Die Atmosphäre bei der Tanzveranstaltung in Berlin ist elektrisierend und ausgelassen – es ist ein Ort, an dem viele Lesben, Schwule und Bisexuelle, aber vor allem Menschen aus der Trans-Community zusammenkommen, frei von Diskriminierung. Heute Abend feiern rund 500 Besucher und applaudieren den Mitgliedern der Community, wenn sie über den Laufsteg gehen und sich in Tanzwettbewerben messen.
Amanita Calderón-Cifuentes, eines der Jurymitglieder, wird auf den Schultern von zwei Tänzern hereingetragen. Sie ist eine Trans-Frau, die mit HIV lebt. Im Alltagsleben ist sie als Beauftragte für Forschung und Überzeugungsarbeit bei Transgender Europe (TGEU) tätig, einer Organisation, deren Auftrag darin besteht, die Rechte und das Wohlbefinden von Trans-Menschen in Europa und Zentralasien zu stärken. Amanita ist bekannt für ihre kritischen Gesundheitsinformationen und ihre Ratschläge für Veranstaltungsbesucher, und heute Abend wird sie sich mit dem Thema Mpox beschäftigen – einem Thema, bei dem die Trans-Community oft ausgeschlossen wurde, ob in der Fachliteratur, in der Beratung oder bei der Gesundheitsversorgung.

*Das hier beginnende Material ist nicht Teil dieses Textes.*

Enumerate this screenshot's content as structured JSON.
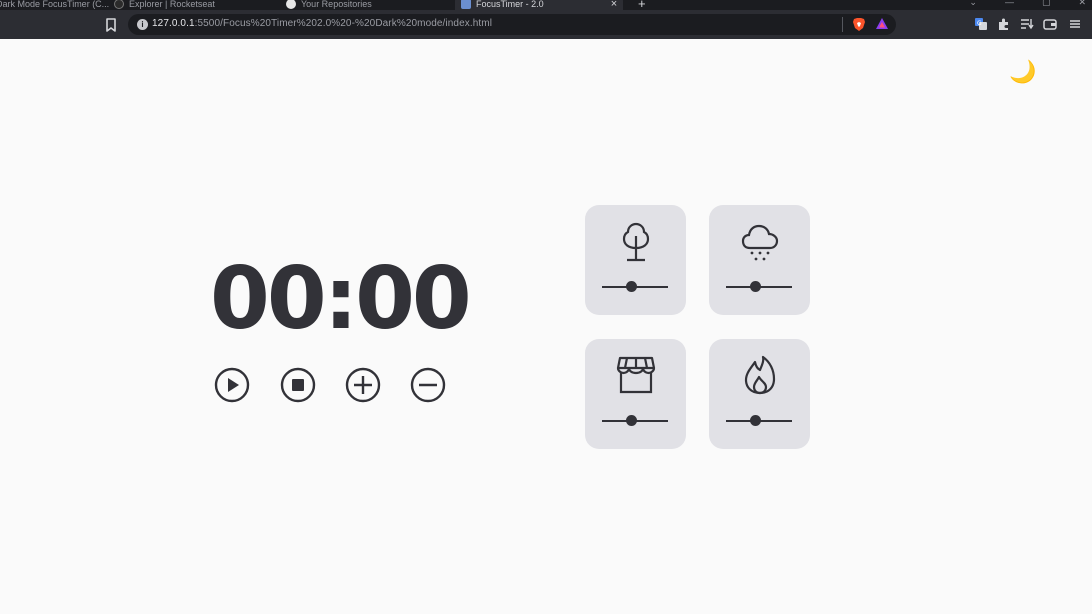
{
  "browser": {
    "tabs": [
      {
        "label": "Dark Mode FocusTimer (C...",
        "active": false
      },
      {
        "label": "Explorer | Rocketseat",
        "active": false
      },
      {
        "label": "Your Repositories",
        "active": false
      },
      {
        "label": "FocusTimer - 2.0",
        "active": true
      }
    ],
    "new_tab_label": "+",
    "close_tab_label": "×",
    "address": {
      "host": "127.0.0.1",
      "path": ":5500/Focus%20Timer%202.0%20-%20Dark%20mode/index.html"
    }
  },
  "page": {
    "theme_toggle": {
      "icon": "moon-icon",
      "glyph": "🌙"
    },
    "timer": {
      "minutes": "00",
      "separator": ":",
      "seconds": "00"
    },
    "controls": [
      {
        "name": "play-button",
        "icon": "play-icon"
      },
      {
        "name": "stop-button",
        "icon": "stop-icon"
      },
      {
        "name": "plus-button",
        "icon": "plus-icon"
      },
      {
        "name": "minus-button",
        "icon": "minus-icon"
      }
    ],
    "sound_cards": [
      {
        "name": "forest",
        "icon": "tree-icon",
        "volume": 0.45
      },
      {
        "name": "rain",
        "icon": "rain-cloud-icon",
        "volume": 0.45
      },
      {
        "name": "coffee-shop",
        "icon": "store-icon",
        "volume": 0.45
      },
      {
        "name": "fireplace",
        "icon": "fire-icon",
        "volume": 0.45
      }
    ]
  },
  "colors": {
    "text": "#323238",
    "card_background": "#e1e1e6",
    "page_background": "#fafafa",
    "moon": "#f5c400"
  }
}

Die entscheidende Arbeit zivilgesellschaftlicher Organisationen
Beim gegenwärtigen Mpox-Ausbruch traten außerhalb der Länder Afrikas, in denen die Krankheit seit langem endemisch ist, die bei weitem meisten, aber nicht alle Fälle unter schwulen, bisexuellen und anderen Männern mit gleichgeschlechtlichen Sexualkontakten auf. Doch auch Trans- und nicht-binäre Personen waren betroffen. Zur Bekämpfung von Mpox haben sich zivilgesellschaftliche Organisationen, die betroffene Gruppen vertreten, mobilisiert, um sich selbst zu schützen und eine Weiterübertragung zu verhindern. Amanitas Einsätze auf Tanzveranstaltungen sind nur ein Beispiel für die wichtige Öffentlichkeitsarbeit von zivilgesellschaftlichen Organisationen, die die am stärksten betroffenen Gruppen über den Schutz vor Mpox informieren und sie dort erreichen, wo sie sich versammeln.
„Ohne die LGBTQ+-Gemeinschaften der Welt wären wir nicht in der Lage, mit diesen Mpox-Infektionen umzugehen, denn wir sind es, die den Gruppen die Hand reichen, die es am meisten brauchen. Wir sind es, die die Welt daran erinnern: Leute, wir sind immer noch da. Und wir haben Schmerzen. Das kommt mir als Erstes in den Sinn, wenn ich an Mpox denke. Schmerzen. Die Schmerzen meiner Community“, sagt Amanita.
Sie weist darauf hin, dass die ersten Fälle, die im vergangenen Jahr in Europe entdeckt wurden, wie ein Weckruf waren.
„Ich habe zwei Pandemien [HIV und COVID-19] und mehrere Epidemien überlebt“, fügt sie hinzu. „Und bei Mpox war eindeutig absehbar, dass sie die Queer- und Trans-Community ebenso stark treffen würden wie HIV.“
In ihrer Arbeit bei TGEU setzt sie sich für die Rechte und das Wohlbefinden von Trans-Personen ein, einer Bevölkerungsgruppe, die in der Europäischen Region der WHO, die insgesamt 53 Länder in Europa und Zentralasien umfasst, oft stigmatisiert wird. Sie ist der Ansicht, dass die Anbieter von Gesundheitsleistungen vielleicht wichtige Lehren aus der HIV/Aids-Epidemie nicht beherzigen, weil sie oft nicht verstanden haben, wie man mit den gesundheitlichen Bedürfnissen von Schlüsselgruppen wie Prostituierten, Drogenkonsumenten, Häftlingen und Migranten umgehen kann.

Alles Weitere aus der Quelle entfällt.